When jumping on console and using the mic on PS4, we have to say that the quality isn't quite as high as the headset's pricing suggests it should be. You can upgrade the mic, but again, this is another expense to factor in. What's there is perfectly fine, don't get us wrong, but when so much else screams luxury, it's worth considering this minor gripe, especially if you're thinking of using this headset to stream or for voice recordings.
The ear cups, on the other hand, are among the most comfortable we've ever worn (and we've had a few on the ol' noggin over the years), thanks to thick memory foam cushions that rest around the ears. There's another foam band that rests between the headset and the top of your head, and this is adjustable, so unless you've got an abnormally huge cranium, you'll be able to get them on and they'll feel comfortable for extended periods of play.
The plastic finish on the back of the cups doesn't feel as high-end as the band itself, but we've no complaints about the overall build of the headset. It's robust and well built, and comfortable to wear despite its undoubted heft. Importantly, we really like its design, and the dash of orange against the black finish works really well. It's a handsome beast, that's for sure.

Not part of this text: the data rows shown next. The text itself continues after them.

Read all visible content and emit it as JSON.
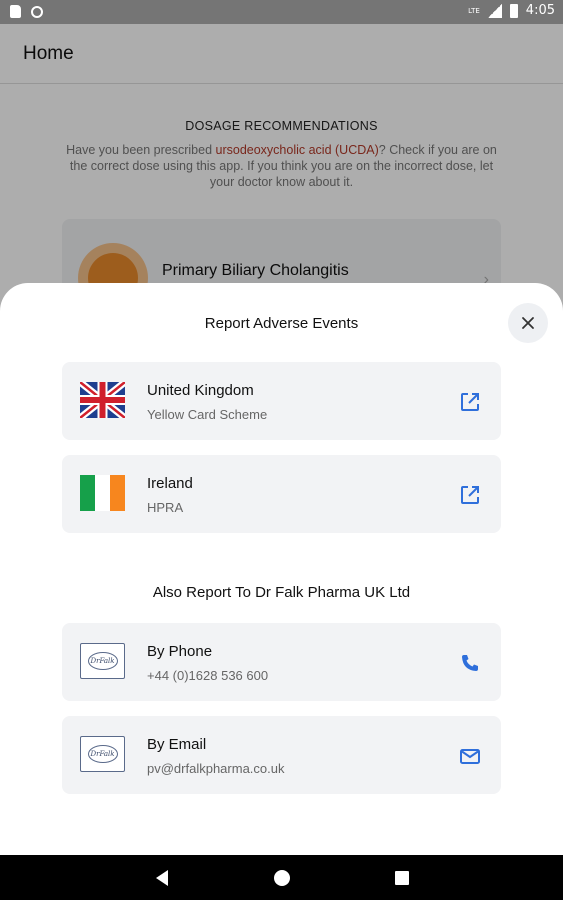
{
  "status_bar": {
    "time": "4:05",
    "network": "LTE"
  },
  "app_bar": {
    "title": "Home"
  },
  "dosage": {
    "heading": "DOSAGE RECOMMENDATIONS",
    "text_before": "Have you been prescribed ",
    "highlight": "ursodeoxycholic acid (UCDA)",
    "text_after": "? Check if you are on the correct dose using this app. If you think you are on the incorrect dose, let your doctor know about it.",
    "highlight_color": "#b33a2a"
  },
  "condition_card": {
    "title": "Primary Biliary Cholangitis"
  },
  "sheet": {
    "title": "Report Adverse Events",
    "close_icon": "close-icon",
    "regulators": [
      {
        "title": "United Kingdom",
        "subtitle": "Yellow Card Scheme",
        "flag": "uk-flag",
        "action_icon": "open-external-icon"
      },
      {
        "title": "Ireland",
        "subtitle": "HPRA",
        "flag": "ireland-flag",
        "action_icon": "open-external-icon"
      }
    ],
    "section_title": "Also Report To Dr Falk Pharma UK Ltd",
    "contacts": [
      {
        "title": "By Phone",
        "subtitle": "+44 (0)1628 536 600",
        "logo_text": "DrFalk",
        "action_icon": "phone-icon"
      },
      {
        "title": "By Email",
        "subtitle": "pv@drfalkpharma.co.uk",
        "logo_text": "DrFalk",
        "action_icon": "mail-icon"
      }
    ]
  },
  "colors": {
    "accent": "#2f6fdb",
    "card_bg": "#f2f3f5",
    "scrim": "rgba(0,0,0,0.32)"
  }
}
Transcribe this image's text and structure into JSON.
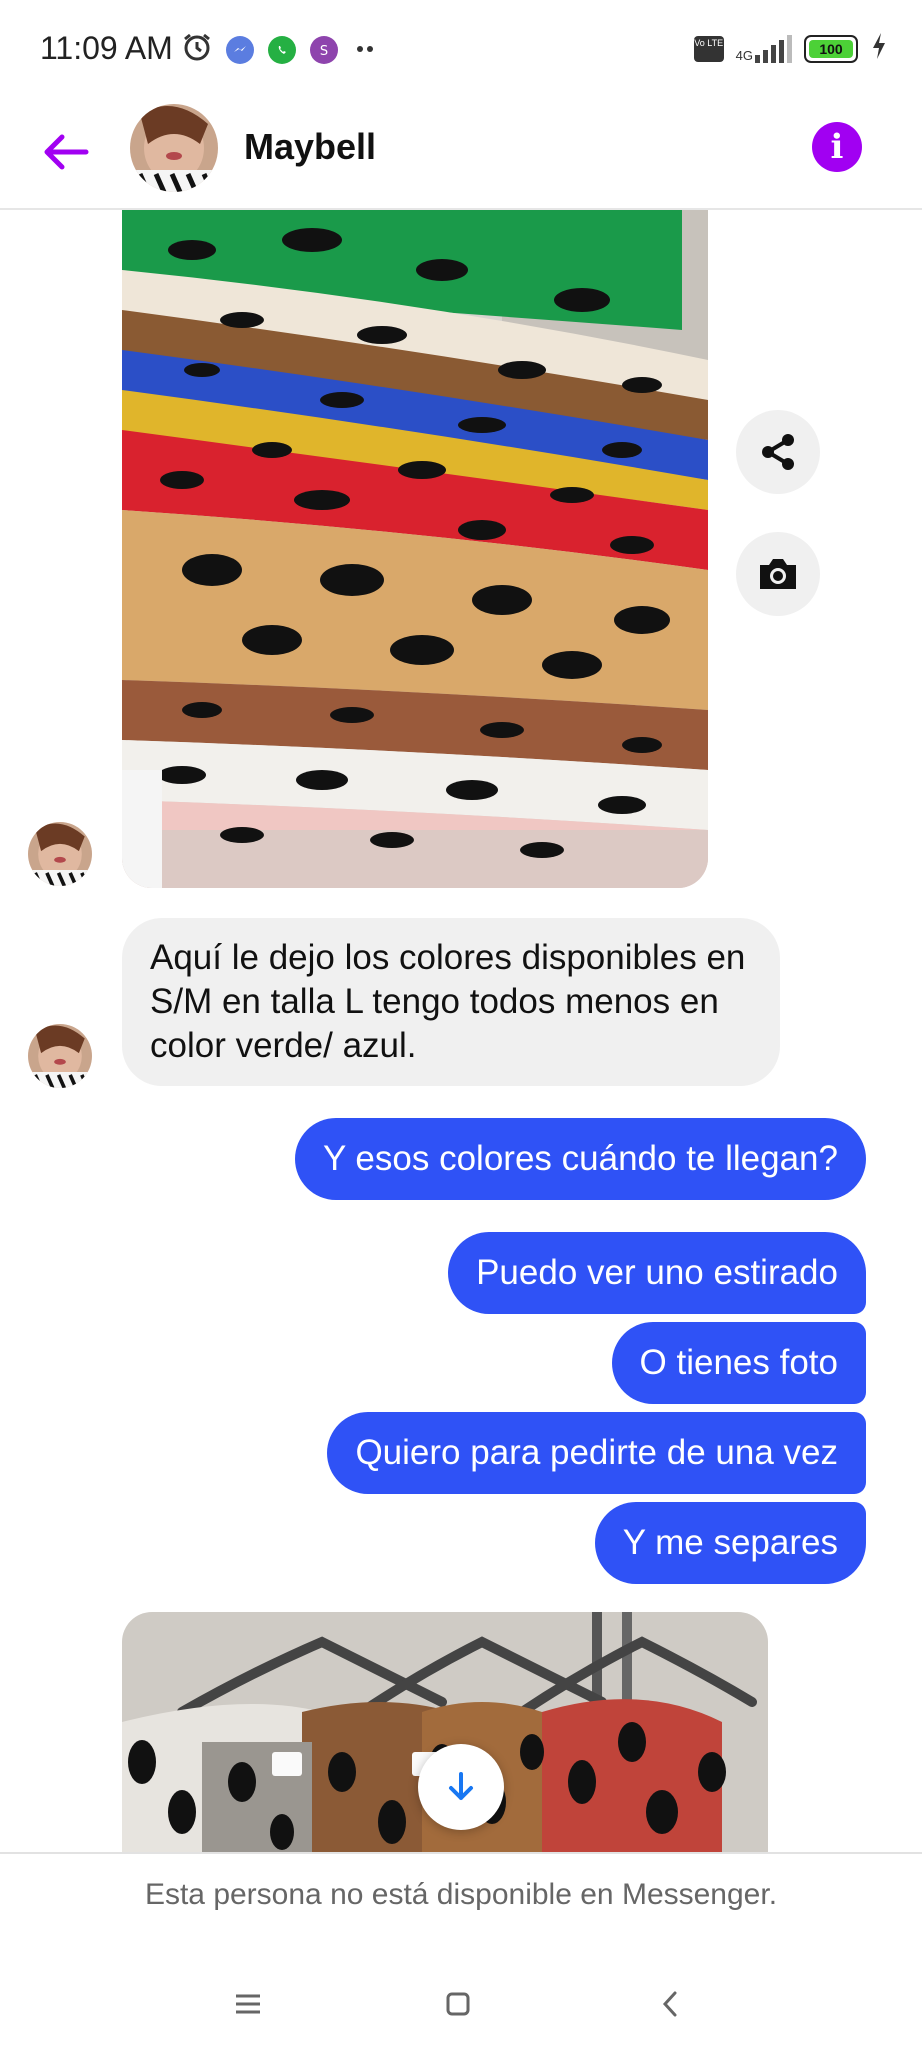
{
  "status_bar": {
    "time": "11:09 AM",
    "network": "4G",
    "volte": "Vo LTE",
    "battery": "100",
    "notification_icons": [
      "alarm-icon",
      "messenger-icon",
      "whatsapp-icon",
      "app-icon",
      "more-dots-icon"
    ]
  },
  "header": {
    "contact_name": "Maybell",
    "back_icon": "arrow-left-icon",
    "info_icon": "info-icon",
    "info_glyph": "i"
  },
  "messages": [
    {
      "type": "image",
      "from": "contact",
      "content": "photo of stacked leopard-print sweaters"
    },
    {
      "type": "text",
      "from": "contact",
      "text": "Aquí le dejo los colores disponibles en S/M en talla L tengo todos menos en color verde/ azul."
    },
    {
      "type": "text",
      "from": "me",
      "text": "Y esos colores cuándo te llegan?"
    },
    {
      "type": "text",
      "from": "me",
      "text": "Puedo ver uno estirado"
    },
    {
      "type": "text",
      "from": "me",
      "text": "O tienes foto"
    },
    {
      "type": "text",
      "from": "me",
      "text": "Quiero para pedirte de una vez"
    },
    {
      "type": "text",
      "from": "me",
      "text": "Y me separes"
    },
    {
      "type": "image",
      "from": "contact",
      "content": "photo of leopard-print cardigans on hangers"
    }
  ],
  "footer": {
    "unavailable_text": "Esta persona no está disponible en Messenger."
  },
  "colors": {
    "accent_purple": "#a100f2",
    "outgoing_bubble": "#2f52f6",
    "incoming_bubble": "#f0f0f0"
  }
}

Simply put, the Elite Pro is well built, looks fantastic, and offers comfort and quality over an extended period of time. Our main gripe is the mic, which isn't as high quality as the rest of the headset, but of course you can upgrade it, just like you can improve stereo to 7.1, or get adapters for PC and old Xbox One controllers. We'd argue that given the premium pricing, we'd have liked the adapters included as standard, along with a better mic, although having seen how much Turtle Beach are charging for these extras (for example, buying the Xbox One controller adapter directly from them will set you back a whopping £50), we can see why they're not in the box. However, even these omissions can't detract from the overall appeal of what is undoubtedly a quality headset.